结果看起来不错，与单个对象的架构定义匹配。 KOR 还支持更流行的 pydantic 模式定义。这是创建 json 对象列表的第二个示例。

示例 2：Pydantic Schema — Json 对象的输出列表

from kor import from_pydantic
from typing import List, Optional
from pydantic import BaseModel, Field

## schema
class PlanetSchema(BaseModel):
    planet_name: str = Field(description="The name of the planet")

class PlanetList(BaseModel):
    planets: List[PlanetSchema]

schema, validator = from_pydantic(
    PlanetSchema,
    description="Planet Information",  
    many=True,  # <-- Note Many = True
)

chain = create_extraction_chain(llm, schema, validator=validator)

result = chain.run(("list planets in our solar system."))
result

## output
{'data': {'planetschema': []},
 'raw': 'n"planetname|name|nMercury|4|244|0.387|nVenus|10|210|0.936|nEarth|5|127|1.000|nMars|2|210|0.181|nJupiter|15|890|4.35|nSaturn|6|720|0.550|nUranus|7|510|0.750|nNeptune|8|490|1.778|"',
 'errors': [],
 'validated_data': []}

嗯，结果与我对 json 对象列表的预期不符。需要更多调查。鉴于原始数据确实得出了正确的值。

3.3 LM-Format-Enforcer — 强制LLM的输出格式

LM-Format-Enforcer可以强制LLM的输出格式，例如JSON、Regex等，这是一个看起来很有希望成为最好的框架。根据文档，框架根据架构设计操纵令牌的输出来生成 json。

请参阅我为此测试创建的笔记本。与 KOR 测试类似，我将继续使用开源 LLama-2 模型，因为它受到框架的支持。

## setup LLM model
from llama_cpp import Llama
from huggingface_hub import hf_hub_download
downloaded_model_path = hf_hub_download(repo_id="TheBloke/Llama-2-7b-Chat-GGUF", filename="llama-2-7b-chat.Q5_K_M.gguf")
llm = Llama(model_path=downloaded_model_path)
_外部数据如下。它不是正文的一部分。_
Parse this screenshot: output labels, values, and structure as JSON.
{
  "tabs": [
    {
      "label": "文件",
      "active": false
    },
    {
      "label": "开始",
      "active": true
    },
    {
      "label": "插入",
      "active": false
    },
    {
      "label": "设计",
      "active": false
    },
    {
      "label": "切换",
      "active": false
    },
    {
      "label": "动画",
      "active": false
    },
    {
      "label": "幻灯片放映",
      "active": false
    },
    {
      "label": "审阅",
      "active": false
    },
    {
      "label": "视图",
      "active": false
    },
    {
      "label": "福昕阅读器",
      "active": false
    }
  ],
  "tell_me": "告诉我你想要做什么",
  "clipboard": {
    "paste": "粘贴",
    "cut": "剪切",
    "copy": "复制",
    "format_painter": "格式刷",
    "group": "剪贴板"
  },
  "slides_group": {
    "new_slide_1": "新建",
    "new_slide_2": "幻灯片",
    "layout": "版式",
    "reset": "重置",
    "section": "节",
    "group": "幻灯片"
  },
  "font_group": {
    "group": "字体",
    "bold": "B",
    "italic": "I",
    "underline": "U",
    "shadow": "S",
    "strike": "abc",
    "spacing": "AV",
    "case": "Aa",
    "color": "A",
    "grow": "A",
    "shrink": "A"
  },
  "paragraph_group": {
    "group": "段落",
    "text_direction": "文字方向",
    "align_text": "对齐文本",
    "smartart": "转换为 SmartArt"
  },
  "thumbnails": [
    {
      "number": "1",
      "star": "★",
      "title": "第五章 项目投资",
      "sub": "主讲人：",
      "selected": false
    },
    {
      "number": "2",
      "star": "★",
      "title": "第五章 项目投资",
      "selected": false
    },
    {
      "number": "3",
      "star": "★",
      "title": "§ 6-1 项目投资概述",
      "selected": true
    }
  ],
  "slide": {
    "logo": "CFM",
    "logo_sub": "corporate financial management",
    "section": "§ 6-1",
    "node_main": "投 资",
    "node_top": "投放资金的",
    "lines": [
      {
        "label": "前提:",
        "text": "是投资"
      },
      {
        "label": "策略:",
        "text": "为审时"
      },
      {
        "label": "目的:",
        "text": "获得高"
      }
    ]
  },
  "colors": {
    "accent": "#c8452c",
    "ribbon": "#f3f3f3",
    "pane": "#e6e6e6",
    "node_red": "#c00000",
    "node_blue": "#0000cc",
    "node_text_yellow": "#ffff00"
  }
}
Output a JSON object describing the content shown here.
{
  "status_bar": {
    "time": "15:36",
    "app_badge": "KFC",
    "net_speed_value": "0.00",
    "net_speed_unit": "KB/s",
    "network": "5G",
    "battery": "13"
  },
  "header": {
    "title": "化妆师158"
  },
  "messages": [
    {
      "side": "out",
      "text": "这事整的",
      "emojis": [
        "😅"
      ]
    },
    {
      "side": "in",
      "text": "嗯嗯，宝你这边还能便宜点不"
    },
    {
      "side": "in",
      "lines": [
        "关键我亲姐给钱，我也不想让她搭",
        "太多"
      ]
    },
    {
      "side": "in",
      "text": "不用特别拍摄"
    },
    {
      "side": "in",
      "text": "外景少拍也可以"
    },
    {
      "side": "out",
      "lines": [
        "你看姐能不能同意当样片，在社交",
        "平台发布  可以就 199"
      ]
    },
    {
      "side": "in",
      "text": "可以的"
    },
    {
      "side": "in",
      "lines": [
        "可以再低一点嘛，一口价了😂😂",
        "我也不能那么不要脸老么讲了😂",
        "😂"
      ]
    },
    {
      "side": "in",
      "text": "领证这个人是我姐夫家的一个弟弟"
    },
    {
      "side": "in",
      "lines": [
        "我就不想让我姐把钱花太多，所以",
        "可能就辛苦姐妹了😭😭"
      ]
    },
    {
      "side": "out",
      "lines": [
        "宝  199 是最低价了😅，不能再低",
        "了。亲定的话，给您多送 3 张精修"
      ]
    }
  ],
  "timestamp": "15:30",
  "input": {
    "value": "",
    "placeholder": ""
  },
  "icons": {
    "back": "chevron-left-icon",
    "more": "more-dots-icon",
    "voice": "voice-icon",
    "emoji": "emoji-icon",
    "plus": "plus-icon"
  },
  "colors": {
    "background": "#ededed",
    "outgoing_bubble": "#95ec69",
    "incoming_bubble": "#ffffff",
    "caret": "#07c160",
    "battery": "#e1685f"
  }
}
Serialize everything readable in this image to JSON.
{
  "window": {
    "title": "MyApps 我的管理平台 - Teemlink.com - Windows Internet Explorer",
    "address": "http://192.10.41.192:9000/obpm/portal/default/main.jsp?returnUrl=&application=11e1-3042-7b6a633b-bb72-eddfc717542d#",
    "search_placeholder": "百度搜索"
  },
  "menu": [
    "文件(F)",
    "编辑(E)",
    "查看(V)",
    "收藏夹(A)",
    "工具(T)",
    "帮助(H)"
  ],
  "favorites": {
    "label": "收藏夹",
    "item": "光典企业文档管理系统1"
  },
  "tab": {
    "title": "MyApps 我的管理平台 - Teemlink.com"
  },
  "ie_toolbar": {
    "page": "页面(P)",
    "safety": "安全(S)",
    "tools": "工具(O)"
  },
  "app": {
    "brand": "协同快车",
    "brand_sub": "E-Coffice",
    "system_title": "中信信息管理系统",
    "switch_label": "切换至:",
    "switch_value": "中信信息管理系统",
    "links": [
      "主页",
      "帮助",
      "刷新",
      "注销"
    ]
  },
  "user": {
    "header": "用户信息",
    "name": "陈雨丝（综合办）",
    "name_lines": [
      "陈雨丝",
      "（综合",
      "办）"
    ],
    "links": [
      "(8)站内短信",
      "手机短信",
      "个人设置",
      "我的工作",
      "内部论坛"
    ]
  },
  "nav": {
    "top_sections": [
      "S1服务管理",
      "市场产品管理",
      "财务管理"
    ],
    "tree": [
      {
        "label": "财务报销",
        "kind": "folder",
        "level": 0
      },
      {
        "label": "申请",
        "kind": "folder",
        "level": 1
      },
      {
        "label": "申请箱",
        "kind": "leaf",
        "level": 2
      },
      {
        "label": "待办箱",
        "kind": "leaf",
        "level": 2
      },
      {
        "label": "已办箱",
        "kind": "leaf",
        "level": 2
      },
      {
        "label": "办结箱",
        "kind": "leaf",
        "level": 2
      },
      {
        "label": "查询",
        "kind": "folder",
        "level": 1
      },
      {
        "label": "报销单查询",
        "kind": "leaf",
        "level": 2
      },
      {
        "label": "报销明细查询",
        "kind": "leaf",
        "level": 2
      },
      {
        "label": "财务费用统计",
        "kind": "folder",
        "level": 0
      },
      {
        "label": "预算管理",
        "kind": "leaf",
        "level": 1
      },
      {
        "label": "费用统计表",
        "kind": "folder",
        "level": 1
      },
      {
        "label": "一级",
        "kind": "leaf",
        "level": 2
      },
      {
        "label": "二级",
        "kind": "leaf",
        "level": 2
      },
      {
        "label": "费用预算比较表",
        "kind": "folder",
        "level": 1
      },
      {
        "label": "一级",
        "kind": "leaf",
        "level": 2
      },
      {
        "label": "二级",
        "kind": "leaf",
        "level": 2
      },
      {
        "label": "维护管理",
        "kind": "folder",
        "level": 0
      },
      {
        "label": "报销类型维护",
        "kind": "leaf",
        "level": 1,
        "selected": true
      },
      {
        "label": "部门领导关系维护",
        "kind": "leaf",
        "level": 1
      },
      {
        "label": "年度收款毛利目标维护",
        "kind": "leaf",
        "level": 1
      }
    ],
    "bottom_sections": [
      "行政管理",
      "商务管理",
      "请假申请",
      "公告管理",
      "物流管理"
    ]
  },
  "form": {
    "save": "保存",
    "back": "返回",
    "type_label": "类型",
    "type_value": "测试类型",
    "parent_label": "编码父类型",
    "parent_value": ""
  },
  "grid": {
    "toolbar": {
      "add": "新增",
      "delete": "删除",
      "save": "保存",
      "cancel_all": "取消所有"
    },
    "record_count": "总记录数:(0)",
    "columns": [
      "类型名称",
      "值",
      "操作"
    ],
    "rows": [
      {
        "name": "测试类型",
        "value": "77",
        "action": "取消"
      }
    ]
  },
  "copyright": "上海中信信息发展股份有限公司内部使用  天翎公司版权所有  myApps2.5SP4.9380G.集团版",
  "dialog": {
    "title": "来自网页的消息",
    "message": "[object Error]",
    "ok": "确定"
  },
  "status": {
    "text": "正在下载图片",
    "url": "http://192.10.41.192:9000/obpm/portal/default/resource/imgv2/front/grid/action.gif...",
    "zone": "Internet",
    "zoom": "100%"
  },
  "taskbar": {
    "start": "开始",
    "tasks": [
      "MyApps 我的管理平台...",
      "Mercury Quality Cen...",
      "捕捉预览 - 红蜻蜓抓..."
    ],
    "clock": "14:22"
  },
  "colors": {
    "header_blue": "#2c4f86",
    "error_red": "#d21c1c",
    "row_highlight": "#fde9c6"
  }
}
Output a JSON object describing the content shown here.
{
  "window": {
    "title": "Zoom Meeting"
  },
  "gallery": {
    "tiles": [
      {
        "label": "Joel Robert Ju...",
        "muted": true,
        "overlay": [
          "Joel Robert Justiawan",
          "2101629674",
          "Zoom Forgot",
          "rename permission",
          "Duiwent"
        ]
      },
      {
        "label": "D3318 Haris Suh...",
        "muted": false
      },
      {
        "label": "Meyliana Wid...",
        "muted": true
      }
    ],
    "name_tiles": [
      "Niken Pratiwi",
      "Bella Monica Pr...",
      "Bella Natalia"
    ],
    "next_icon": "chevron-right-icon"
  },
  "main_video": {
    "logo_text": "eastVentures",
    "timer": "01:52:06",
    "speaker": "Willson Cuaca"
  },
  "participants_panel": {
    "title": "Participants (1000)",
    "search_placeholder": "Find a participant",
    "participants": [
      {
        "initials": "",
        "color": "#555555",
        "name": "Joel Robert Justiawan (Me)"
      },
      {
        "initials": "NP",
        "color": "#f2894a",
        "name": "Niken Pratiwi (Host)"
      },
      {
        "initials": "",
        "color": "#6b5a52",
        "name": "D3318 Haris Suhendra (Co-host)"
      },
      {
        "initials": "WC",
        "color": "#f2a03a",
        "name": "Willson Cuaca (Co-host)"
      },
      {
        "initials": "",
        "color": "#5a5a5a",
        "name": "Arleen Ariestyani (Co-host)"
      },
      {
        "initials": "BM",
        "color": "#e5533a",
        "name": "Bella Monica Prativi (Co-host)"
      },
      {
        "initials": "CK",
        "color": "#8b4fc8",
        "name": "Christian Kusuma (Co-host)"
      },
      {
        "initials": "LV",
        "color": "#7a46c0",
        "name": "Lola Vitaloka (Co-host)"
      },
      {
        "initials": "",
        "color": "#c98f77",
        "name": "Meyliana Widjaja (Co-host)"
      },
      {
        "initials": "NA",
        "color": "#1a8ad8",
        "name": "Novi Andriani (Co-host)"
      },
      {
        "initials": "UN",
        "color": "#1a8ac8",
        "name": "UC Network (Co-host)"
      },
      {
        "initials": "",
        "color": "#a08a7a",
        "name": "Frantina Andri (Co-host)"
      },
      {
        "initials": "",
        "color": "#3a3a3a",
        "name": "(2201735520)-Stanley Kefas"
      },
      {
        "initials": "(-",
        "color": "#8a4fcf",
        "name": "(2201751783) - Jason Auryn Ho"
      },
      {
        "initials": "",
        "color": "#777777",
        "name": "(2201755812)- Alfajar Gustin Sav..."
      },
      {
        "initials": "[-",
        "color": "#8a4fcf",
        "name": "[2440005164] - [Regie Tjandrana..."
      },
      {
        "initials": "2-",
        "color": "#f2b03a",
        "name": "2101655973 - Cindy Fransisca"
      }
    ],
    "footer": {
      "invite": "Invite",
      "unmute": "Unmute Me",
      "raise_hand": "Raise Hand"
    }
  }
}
DEFAULT_SYSTEM_PROMPT = """
You are a helpful, respectful and honest assistant. Always answer as helpfully as possible, while being safe.  Your answers should not include any harmful, unethical, racist, sexist, toxic, dangerous, or illegal content. Please ensure that your responses are socially unbiased and positive in nature.nnIf a question does not make any sense, or is not factually coherent, explain why instead of answering something not correct. If you don't know the answer to a question, please don't share false information.
"""
def get_prompt(message: str, system_prompt: str = DEFAULT_SYSTEM_PROMPT) -> str:
    return f'<s>[INST] <<SYS>>n{system_prompt}n<</SYS>>nn{message} [/INST]'

对于令牌的输出操作，它与 LLM 推理框架紧密耦合。对于 Llama.cpp，它需要创建一个 LogitProcessor。参见下面的代码：

## LM Format Enforcer Logits Processor
from typing import Optional
from llama_cpp import LogitsProcessorList
from lmformatenforcer import CharacterLevelParser
from lmformatenforcer.integrations.llamacpp import build_llamacpp_logits_processor
from lmformatenforcer import JsonSchemaParser
from pydantic import BaseModel
from typing import List
from IPython.display import display, Markdown

def display_header(text):
    display(Markdown(f'**{text}**'))

def display_content(text):
    display(Markdown(f'```n{text}n```'))

def llamacpp_with_character_level_parser(llm: Llama, prompt: str, character_level_parser: Optional[CharacterLevelParser]) -> str:
    logits_processors: Optional[LogitsProcessorList] = None
    if character_level_parser:
        logits_processors = LogitsProcessorList([build_llamacpp_logits_processor(llm, character_level_parser)])
    
    output = llm(prompt, logits_processor=logits_processors)
    text: str = output['choices'][0]['text']
    return text

现在，我们要运行一个简单的测试来返回单个 json 对象

class PlayerSchema(BaseModel):
    first_name: str
    last_name: str
    year_of_birth: int
    num_seasons_in_nba: int

question = 'Please give me information about Michael Jordan. You MUST answer using the following json schema: '
question_with_schema = f'{question}{PlayerSchema.schema_json()}'
prompt = get_prompt(question_with_schema)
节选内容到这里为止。